Add clone_dim_order kernel (portable + ATen) and layout conversion tests

keyprocedure · keyprocedure · commit 1f60bb76deae · 2025-07-29T11:44:18.000-07:00
diff --git a/exir/tests/test_memory_format_ops_pass.py b/exir/tests/test_memory_format_ops_pass.py
@@ -28,6 +28,8 @@
     MemoryFormatOpsPassTestUtils,
     MemoryFormatTestSet,
     PropagateToCopyChannalsLastModule,
+    SimpleCloneChannelsLastModule,
+    SimpleCloneContiguousModule,
     SimpleEmptyChannelLastModule,
     SimpleEmptyContiguoustModule,
     SimpleToCopyChannelsLastModule,
@@ -91,6 +93,36 @@ def test_op_empty_replacement_contiguous(self) -> None:
             ),
         )
 
+    def test_op_clone_replacement_contiguous(self) -> None:
+        model = SimpleCloneContiguousModule()
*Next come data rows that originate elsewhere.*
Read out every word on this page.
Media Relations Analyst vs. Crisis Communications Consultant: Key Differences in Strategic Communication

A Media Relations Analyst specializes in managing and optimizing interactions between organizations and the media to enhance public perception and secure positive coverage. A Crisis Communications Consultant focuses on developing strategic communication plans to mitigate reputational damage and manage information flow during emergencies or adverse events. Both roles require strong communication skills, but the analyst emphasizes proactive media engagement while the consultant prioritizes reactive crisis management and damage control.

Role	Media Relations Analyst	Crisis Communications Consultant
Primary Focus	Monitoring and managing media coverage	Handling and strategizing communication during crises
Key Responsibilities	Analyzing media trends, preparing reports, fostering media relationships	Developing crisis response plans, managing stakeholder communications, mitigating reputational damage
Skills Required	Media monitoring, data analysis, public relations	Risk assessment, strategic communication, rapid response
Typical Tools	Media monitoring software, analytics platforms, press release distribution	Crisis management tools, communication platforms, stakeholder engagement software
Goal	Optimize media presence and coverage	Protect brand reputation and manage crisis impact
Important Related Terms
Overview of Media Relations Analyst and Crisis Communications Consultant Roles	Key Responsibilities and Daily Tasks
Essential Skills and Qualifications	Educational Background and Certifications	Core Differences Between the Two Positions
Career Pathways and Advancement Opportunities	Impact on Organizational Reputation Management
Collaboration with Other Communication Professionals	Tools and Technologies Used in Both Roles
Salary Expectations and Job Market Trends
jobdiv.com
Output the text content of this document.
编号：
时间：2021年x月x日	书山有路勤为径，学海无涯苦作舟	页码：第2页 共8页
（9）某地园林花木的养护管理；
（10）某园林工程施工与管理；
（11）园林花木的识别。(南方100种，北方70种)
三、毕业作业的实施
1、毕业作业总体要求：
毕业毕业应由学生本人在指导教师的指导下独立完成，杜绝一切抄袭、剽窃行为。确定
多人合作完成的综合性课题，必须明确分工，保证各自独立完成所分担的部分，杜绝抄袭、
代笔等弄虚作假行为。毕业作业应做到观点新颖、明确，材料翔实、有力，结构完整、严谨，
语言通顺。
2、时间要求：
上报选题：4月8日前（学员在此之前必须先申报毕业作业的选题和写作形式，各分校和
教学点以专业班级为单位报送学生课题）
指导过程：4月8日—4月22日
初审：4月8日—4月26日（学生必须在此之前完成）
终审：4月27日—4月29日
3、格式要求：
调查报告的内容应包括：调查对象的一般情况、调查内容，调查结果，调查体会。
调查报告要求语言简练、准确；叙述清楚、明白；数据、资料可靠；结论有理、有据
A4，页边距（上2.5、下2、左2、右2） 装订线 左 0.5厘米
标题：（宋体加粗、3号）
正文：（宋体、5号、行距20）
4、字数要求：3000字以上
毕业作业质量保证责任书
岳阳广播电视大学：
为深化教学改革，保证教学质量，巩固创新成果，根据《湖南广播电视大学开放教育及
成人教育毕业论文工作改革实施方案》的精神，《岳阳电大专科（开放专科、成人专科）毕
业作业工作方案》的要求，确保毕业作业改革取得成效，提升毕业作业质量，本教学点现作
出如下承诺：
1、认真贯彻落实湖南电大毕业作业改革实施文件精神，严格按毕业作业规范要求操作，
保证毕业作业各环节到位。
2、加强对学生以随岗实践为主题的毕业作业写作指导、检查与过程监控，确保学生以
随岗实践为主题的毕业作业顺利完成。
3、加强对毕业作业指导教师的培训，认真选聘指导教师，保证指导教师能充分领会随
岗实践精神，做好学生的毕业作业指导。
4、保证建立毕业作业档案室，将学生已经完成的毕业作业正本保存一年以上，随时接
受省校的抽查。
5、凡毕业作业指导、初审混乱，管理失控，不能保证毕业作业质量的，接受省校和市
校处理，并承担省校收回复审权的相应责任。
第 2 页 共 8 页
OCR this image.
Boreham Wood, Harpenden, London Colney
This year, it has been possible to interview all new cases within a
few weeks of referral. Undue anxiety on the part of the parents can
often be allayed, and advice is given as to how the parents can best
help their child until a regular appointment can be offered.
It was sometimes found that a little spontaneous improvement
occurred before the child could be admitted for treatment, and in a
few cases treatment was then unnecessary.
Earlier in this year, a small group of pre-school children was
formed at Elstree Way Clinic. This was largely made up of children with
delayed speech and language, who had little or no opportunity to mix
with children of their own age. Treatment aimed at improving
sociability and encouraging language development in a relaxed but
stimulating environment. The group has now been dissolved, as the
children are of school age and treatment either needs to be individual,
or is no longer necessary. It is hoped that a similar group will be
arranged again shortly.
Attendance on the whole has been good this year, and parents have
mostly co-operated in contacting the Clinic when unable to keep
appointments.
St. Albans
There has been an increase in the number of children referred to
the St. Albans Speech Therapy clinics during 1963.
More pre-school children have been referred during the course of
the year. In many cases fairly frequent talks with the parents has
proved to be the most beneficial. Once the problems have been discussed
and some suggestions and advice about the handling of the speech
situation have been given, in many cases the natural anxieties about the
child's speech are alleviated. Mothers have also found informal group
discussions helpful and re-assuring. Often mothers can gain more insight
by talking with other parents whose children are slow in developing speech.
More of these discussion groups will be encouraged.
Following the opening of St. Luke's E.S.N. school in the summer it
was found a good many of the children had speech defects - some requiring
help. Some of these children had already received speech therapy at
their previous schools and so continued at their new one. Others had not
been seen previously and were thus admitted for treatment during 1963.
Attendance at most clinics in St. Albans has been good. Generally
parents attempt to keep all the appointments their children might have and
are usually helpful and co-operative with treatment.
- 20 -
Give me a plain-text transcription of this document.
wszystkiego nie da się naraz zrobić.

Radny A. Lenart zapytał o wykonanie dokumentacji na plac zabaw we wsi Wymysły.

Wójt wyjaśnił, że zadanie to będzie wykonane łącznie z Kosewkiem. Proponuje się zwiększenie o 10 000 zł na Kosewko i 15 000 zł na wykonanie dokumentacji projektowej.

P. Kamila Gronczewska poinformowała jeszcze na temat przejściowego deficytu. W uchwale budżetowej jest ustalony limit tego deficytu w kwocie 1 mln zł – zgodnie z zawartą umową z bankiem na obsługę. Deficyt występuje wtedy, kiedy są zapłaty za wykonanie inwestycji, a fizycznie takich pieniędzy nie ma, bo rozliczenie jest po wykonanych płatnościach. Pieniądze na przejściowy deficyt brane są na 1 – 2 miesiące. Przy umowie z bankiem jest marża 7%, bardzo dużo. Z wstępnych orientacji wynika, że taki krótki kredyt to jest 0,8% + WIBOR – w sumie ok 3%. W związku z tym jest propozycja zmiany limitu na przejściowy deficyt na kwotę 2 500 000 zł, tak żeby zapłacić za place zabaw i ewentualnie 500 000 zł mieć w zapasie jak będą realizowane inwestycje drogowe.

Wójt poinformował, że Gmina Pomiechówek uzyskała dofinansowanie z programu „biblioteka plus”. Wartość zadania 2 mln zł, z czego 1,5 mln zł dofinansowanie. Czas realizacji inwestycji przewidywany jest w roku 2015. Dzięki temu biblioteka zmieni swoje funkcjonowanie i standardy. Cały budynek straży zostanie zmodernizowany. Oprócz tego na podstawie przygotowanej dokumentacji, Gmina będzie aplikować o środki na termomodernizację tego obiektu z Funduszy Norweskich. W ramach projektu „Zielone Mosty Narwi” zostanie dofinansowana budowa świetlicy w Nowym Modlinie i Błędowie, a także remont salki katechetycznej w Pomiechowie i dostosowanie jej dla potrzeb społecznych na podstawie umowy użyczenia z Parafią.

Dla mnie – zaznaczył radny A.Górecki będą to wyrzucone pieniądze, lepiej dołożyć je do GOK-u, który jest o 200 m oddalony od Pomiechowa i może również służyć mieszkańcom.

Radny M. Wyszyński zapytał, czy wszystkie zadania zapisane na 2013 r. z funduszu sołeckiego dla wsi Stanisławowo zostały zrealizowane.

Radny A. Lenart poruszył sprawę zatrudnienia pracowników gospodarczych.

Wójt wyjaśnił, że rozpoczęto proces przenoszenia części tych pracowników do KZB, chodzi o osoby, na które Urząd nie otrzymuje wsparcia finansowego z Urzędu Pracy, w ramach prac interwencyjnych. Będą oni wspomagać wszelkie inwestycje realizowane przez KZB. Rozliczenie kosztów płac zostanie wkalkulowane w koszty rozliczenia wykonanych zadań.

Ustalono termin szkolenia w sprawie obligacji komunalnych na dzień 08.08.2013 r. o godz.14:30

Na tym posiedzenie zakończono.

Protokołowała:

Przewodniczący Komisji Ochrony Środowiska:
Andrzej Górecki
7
+        MemoryFormatOpsPassTestUtils.memory_format_test_runner(
+            self,
+            MemoryFormatTestSet(
+                module=model.eval(),
+                op=torch.ops.aten.clone.default,
+                sample_input=(
+                    torch.randn((3, 4, 5, 6)).to(memory_format=torch.channels_last),
+                ),
+                target_memory_format=torch.contiguous_format,
+                _load_for_executorch_from_buffer=_load_for_executorch_from_buffer,
+            ),
+        )
+
+    def test_op_clone_replacement_channels_last(self) -> None:
+        model = SimpleCloneChannelsLastModule()
+        MemoryFormatOpsPassTestUtils.memory_format_test_runner(
+            self,
+            MemoryFormatTestSet(
+                module=model.eval(),
+                op=torch.ops.aten.clone.default,
+                sample_input=(
+                    torch.randn((3, 4, 5, 6)).to(memory_format=torch.contiguous_format),
+                ),
+                target_memory_format=torch.channels_last,
+                _load_for_executorch_from_buffer=_load_for_executorch_from_buffer,
+            ),
+        )
+
     def test_op_dim_order_update(self) -> None:
         MemoryFormatOpsPassTestUtils.memory_format_test_runner(
             self,
diff --git a/kernels/aten/cpu/op__clone_dim_order.cpp b/kernels/aten/cpu/op__clone_dim_order.cpp
@@ -0,0 +1,62 @@
+/*
+ * Copyright (c) Meta Platforms, Inc. and affiliates.
+ * All rights reserved.
+ *
+ * This source code is licensed under the BSD-style license found in the
+ * LICENSE file in the root directory of this source tree.
+ */
+
+#include <executorch/kernels/aten/cpu/util/copy_ops_util.h>
+#include <executorch/runtime/core/exec_aten/util/dim_order_util.h>
+#include <executorch/runtime/kernel/kernel_includes.h>
+
+namespace torch {
+namespace executor {
+namespace native {
+
+using Tensor = executorch::aten::Tensor;
+using MemoryFormat = executorch::aten::MemoryFormat;
+
+template <typename T>
+using OptionalArrayRef = executorch::aten::OptionalArrayRef<T>;
+
+template <typename T>
+using Optional = std::optional<T>;
+
+/**
+ * _clone_dim_order.out(Tensor self, *, bool non_blocking=False, int[]?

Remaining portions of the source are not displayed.